The ongoing re-equipment of electric power systems is based on the use of smart grid technologies. Among the key tasks that are solved on this basis are increasing the capacity of power transmission lines, reducing losses, and improving power quality. To address these issues, one can use compact power transmission lines. Such lines are notable for their complex split-phase designs and close together placement of current-conducting parts, so as to keep the distance to a permissible minimum, which is achieved by the use of insulating spacers. This article reports the results of computer-aided simulations performed for a standard railroad power supply system, the traction substations of which were connected to 220 kV networks through compact overhead lines (COHLs).
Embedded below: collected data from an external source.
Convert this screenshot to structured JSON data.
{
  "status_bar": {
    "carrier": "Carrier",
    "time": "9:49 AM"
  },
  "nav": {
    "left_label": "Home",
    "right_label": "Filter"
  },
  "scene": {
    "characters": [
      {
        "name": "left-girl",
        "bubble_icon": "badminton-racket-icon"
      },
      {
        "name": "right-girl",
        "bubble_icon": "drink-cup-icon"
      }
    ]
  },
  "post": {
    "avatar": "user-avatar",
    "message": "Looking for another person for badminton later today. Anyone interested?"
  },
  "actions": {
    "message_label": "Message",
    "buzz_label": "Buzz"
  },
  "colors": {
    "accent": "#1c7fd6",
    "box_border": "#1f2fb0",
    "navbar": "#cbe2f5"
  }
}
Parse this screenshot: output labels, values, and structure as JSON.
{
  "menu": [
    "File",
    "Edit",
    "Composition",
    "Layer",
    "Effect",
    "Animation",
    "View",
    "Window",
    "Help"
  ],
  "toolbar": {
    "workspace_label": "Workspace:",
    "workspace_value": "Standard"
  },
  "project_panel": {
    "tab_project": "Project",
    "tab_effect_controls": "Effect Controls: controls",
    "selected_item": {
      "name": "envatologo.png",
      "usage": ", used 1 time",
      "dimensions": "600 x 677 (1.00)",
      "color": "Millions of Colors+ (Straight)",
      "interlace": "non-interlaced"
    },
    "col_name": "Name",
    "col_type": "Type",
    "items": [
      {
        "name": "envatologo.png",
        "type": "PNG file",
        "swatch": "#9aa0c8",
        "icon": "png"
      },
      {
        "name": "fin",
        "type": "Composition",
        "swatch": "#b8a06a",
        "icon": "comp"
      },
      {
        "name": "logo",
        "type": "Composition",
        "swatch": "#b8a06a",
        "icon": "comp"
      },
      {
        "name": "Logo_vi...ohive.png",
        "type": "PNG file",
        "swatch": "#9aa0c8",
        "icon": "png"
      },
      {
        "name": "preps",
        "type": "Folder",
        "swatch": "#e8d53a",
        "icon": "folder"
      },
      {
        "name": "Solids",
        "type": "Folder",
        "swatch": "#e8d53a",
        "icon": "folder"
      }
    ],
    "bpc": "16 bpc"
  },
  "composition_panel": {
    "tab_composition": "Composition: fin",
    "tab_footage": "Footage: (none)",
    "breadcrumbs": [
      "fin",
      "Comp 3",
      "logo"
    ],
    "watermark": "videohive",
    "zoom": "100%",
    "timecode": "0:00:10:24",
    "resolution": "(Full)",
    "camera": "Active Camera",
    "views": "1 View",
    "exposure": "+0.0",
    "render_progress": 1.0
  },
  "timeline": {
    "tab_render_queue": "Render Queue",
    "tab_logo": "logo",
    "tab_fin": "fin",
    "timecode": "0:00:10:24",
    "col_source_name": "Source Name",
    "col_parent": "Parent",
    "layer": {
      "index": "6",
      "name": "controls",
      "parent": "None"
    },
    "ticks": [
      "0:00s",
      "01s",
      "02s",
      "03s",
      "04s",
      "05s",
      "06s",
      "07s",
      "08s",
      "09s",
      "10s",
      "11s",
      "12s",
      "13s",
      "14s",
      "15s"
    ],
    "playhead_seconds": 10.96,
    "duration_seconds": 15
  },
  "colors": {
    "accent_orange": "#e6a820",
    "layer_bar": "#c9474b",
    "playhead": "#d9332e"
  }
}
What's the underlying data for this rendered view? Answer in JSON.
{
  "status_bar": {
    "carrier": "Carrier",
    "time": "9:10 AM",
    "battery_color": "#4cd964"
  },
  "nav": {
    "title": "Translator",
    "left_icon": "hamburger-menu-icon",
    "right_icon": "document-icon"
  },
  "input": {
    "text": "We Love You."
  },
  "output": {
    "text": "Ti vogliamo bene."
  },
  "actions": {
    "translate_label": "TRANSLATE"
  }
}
The purpose of the study was to calculate the values of quantitative metrics that measure power quality and energy efficiency as well as electromagnetic safety. Modeling was performed in the three-phase reference frame with the use of techniques and algorithms implemented in the Fazonord software package. We considered a power supply system with 25 kV overhead contact systems. It was assumed that the external network used three different designs of COHLs: with coaxial, linear, and sector-shaped arrangements of conductors. Based on the results obtained, we concluded that (1) when using COHLs, the voltages on bow collectors of electric rolling stock were stabilized and did not exceed permissible limits; (2) losses in the traction network were reduced; and (3) the parameters of power quality and electromagnetic safety conditions in external power supply systems of railroads were improved, if judged in terms of electric and magnetic field strengths. Out of the eight types of COHLs considered, compact lines with the three-segment and concentric arrangement of conductors had the best performance, and the use of COHLs with the vertical arrangement of conductors made it possible to reduce electric field strengths. However, the designs of such transmission lines are quite complex and entail higher construction costs.